DisContinuous

Animations for ‘Intention to explore the role of discretization in the emergence of self-organization in certain approximations of continuous cellular automata and dynamic systems’

These animations are supporting material for an intention paper, sometimes also known as a registered report when incorporated into the peer review process. The purpose is to lay out the motivation and intention for experiments and what the various results of said experiments might mean.

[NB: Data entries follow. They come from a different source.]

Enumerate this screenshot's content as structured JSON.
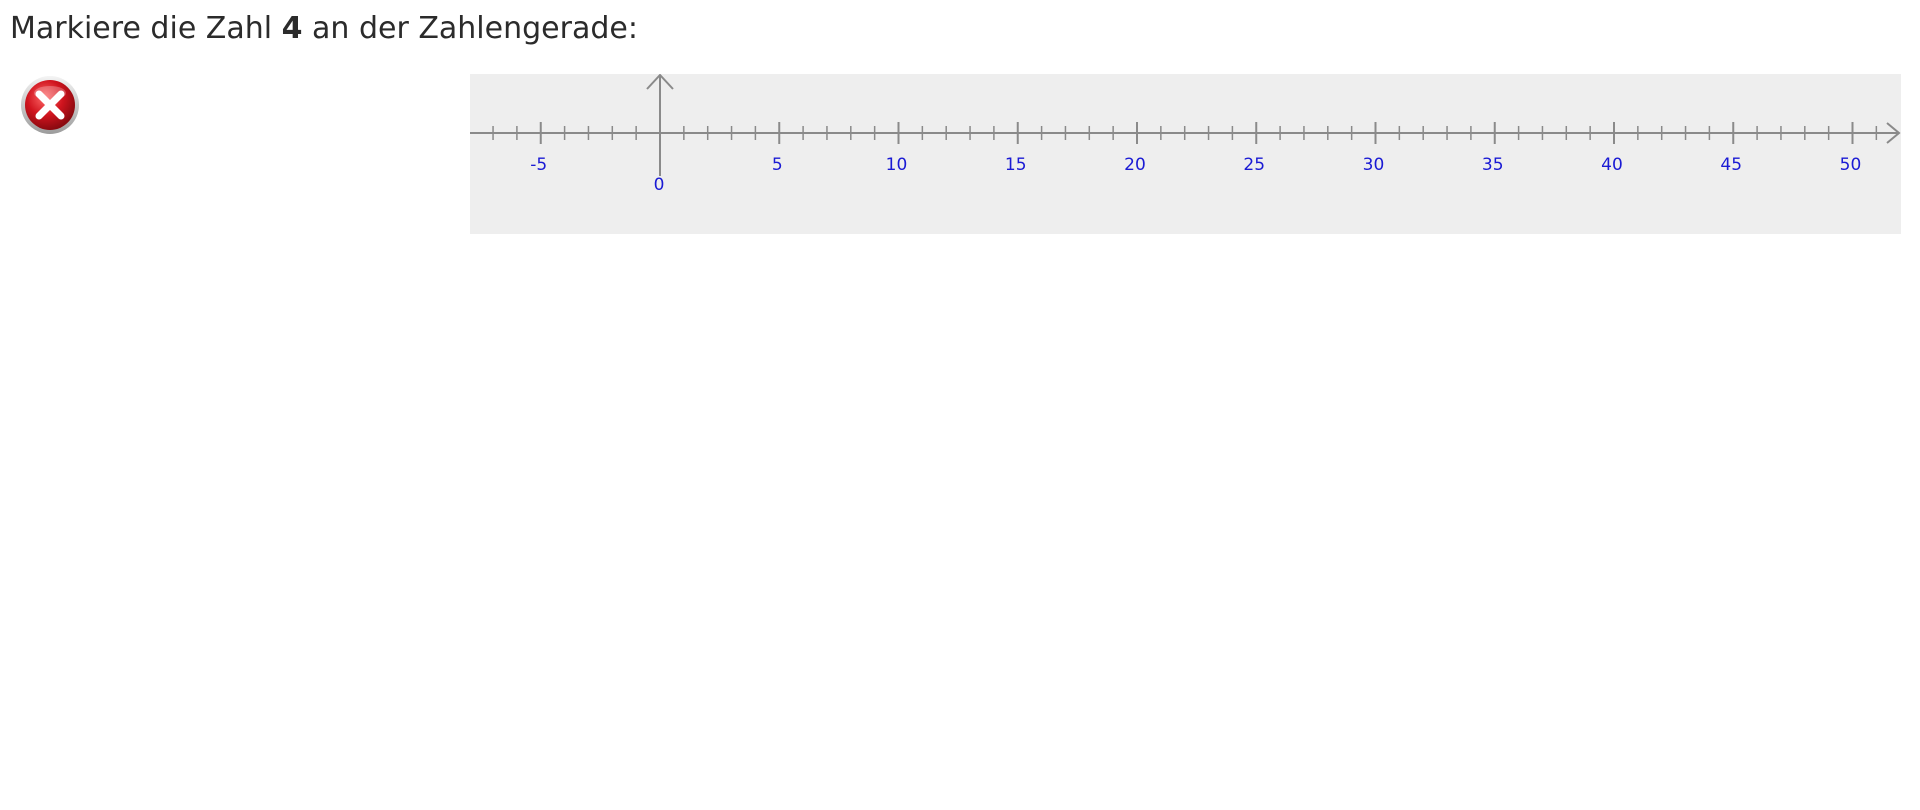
{
  "question": {
    "prefix": "Markiere die Zahl ",
    "number": "4",
    "suffix": " an der Zahlengerade:"
  },
  "feedback": {
    "icon": "error-x-icon",
    "state": "incorrect",
    "color": "#d0141e"
  },
  "numberline": {
    "min": -8,
    "max": 52,
    "minor_step": 1,
    "major_step": 5,
    "labels": [
      "-5",
      "0",
      "5",
      "10",
      "15",
      "20",
      "25",
      "30",
      "35",
      "40",
      "45",
      "50"
    ],
    "axis_color": "#8a8a8a",
    "label_color": "#1a1ad4",
    "background": "#eeeeee"
  }
}
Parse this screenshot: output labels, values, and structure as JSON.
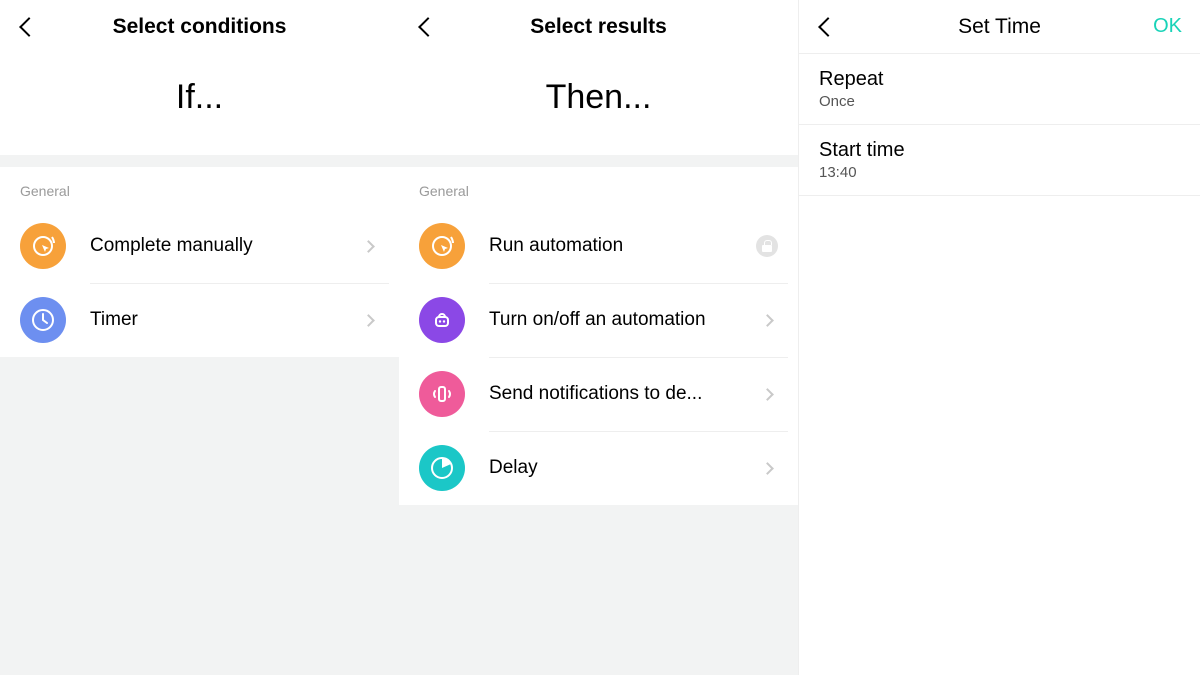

Based on the animations below and on previous work with discrete time step sizes (Davis and Bongard 2022), discretization approximations in computer implementations of nominally continuous cellular automata (CA) can be essential parameters for supporting self-organizing dynamics. Although we do see consequences of the intuitive accuracy/computational resources trade-off, where we would expect simulations to behave strangely and become unstable with approximations that are too coarse, for some patterns approximating the continuous ideal too closely destabilizes self-organizing patterns. Some patterns, like the small glider in the Scutium gravidus rule set from the Lenia CA framework (Chan 2019) depend on simulation coarseness to persist.

Figure 1 animation

Scutium glider animation with variable dt Animation corresponding to Figure 1 in the intention article. A small glider in the Scutium gravidus set of Lenia CA rules becomes unstable with too small and too large step size.

Figure 2 animation

Orbium glider animation with variable dt Animation corresponding to Figure 2 in the intention article. A small Lenia glider, Orbium, becomes unstable with too large, but not too small, step size.

Figure 3 animation

Scutium glider animation with variable dtype Animation corresponding to Figure 3 in the intention article. A small glider in the Scutium gravidus set of Lenia CA rules becomes unstable when using the higher-precision torch.float64double data type.

Figure 4 animation

Orbium glider animation with variable dtype Animation corresponding to Figure 4 in the intention article. A small Lenia glider in called Orbium does not become unstable when using the higher-precision torch.float64double data type.

Figure 5 animation

Scutium glider animation with kernel size Animation corresponding to Figure 5 in the intention article. A larger kernel size of radius 65, corresponding to smaller (better) spatial resolution, leads to instability in a small Scutium gravidus Lenia glider after about 24 steps. The simulation with radius 2 kernel predictably vanishes immediately.

Figure 6 animation

Orbium glider animation with kernel size Animation corresponding to Figure 6 in the intention article. A larger kernel size of radius 65, corresponding to smaller (better) spatial resolution, is well tolerated by a small Lenia glider, Orbium. The glider remains stable after 512 steps at the “native” kernel radius of 13 and the enlarged radius of 65.